Last modified on Thu 22 Apr 2021 13.31 EDT
His own website described him as “The Lord of Excess”, and the Los Angeles Times dubbed him “the Richard Wagner of Rock and Roll”. Jim Steinman, who has died of kidney failure aged 73, made a spectacular career of being bigger and more bombastic than the rest, and his achievement in masterminding Meat Loaf’s album Bat Out of Hell will guarantee his immortality.
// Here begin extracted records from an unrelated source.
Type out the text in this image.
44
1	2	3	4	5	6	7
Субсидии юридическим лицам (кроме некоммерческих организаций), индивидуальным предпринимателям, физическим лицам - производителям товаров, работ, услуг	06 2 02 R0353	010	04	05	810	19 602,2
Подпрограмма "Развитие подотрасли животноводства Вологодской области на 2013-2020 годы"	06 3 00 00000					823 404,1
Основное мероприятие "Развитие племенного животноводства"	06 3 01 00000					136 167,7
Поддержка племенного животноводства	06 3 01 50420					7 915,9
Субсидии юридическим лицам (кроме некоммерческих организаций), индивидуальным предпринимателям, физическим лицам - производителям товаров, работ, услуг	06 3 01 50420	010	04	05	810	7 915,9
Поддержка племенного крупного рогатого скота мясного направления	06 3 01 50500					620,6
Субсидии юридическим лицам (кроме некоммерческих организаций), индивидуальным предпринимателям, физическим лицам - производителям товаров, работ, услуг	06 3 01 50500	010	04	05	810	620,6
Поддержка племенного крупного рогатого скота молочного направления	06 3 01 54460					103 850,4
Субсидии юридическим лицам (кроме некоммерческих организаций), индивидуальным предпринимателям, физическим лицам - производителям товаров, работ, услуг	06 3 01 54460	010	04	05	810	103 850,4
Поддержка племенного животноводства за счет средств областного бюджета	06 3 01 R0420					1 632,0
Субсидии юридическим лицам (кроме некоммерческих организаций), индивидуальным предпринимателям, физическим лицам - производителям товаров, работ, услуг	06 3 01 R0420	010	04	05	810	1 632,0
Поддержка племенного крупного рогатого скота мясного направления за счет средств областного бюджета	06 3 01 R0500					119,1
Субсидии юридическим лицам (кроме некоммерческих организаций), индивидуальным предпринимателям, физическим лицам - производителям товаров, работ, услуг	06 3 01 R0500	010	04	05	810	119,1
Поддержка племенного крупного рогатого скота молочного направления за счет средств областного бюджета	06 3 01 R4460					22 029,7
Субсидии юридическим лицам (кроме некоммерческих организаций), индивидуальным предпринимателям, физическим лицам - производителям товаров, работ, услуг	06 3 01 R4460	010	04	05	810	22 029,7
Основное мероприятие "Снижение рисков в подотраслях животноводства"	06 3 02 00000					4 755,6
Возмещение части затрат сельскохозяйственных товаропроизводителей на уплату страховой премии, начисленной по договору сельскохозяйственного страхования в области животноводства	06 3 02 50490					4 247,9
Bat ... has sold more than 50m copies since its 1977 release. It is the original and best showcase for Steinman’s mixture of extended multipart song structures, beyond-operatic production, and lyrics in which teen angst is inflated to berserk dimensions. Bat’s producer, Todd Rundgren, thought the album was supposed to be a parody of Bruce Springsteen – members of Springsteen’s E Street Band played on it – and Steinman did not entirely reject parallels with the Boss. His own songs, Steinman said, “are dream operatic, his are street operatic. He’s more West Side Story and I’m more Clockwork Orange.” He added that he conceived his albums as “musical films on record”. Such was Steinman’s estimation of himself as the complete auteur that, while the album was nominally by Meat Loaf, he insisted on the front cover credit “Songs by Jim Steinman”, a virtually unique feat for a songwriter.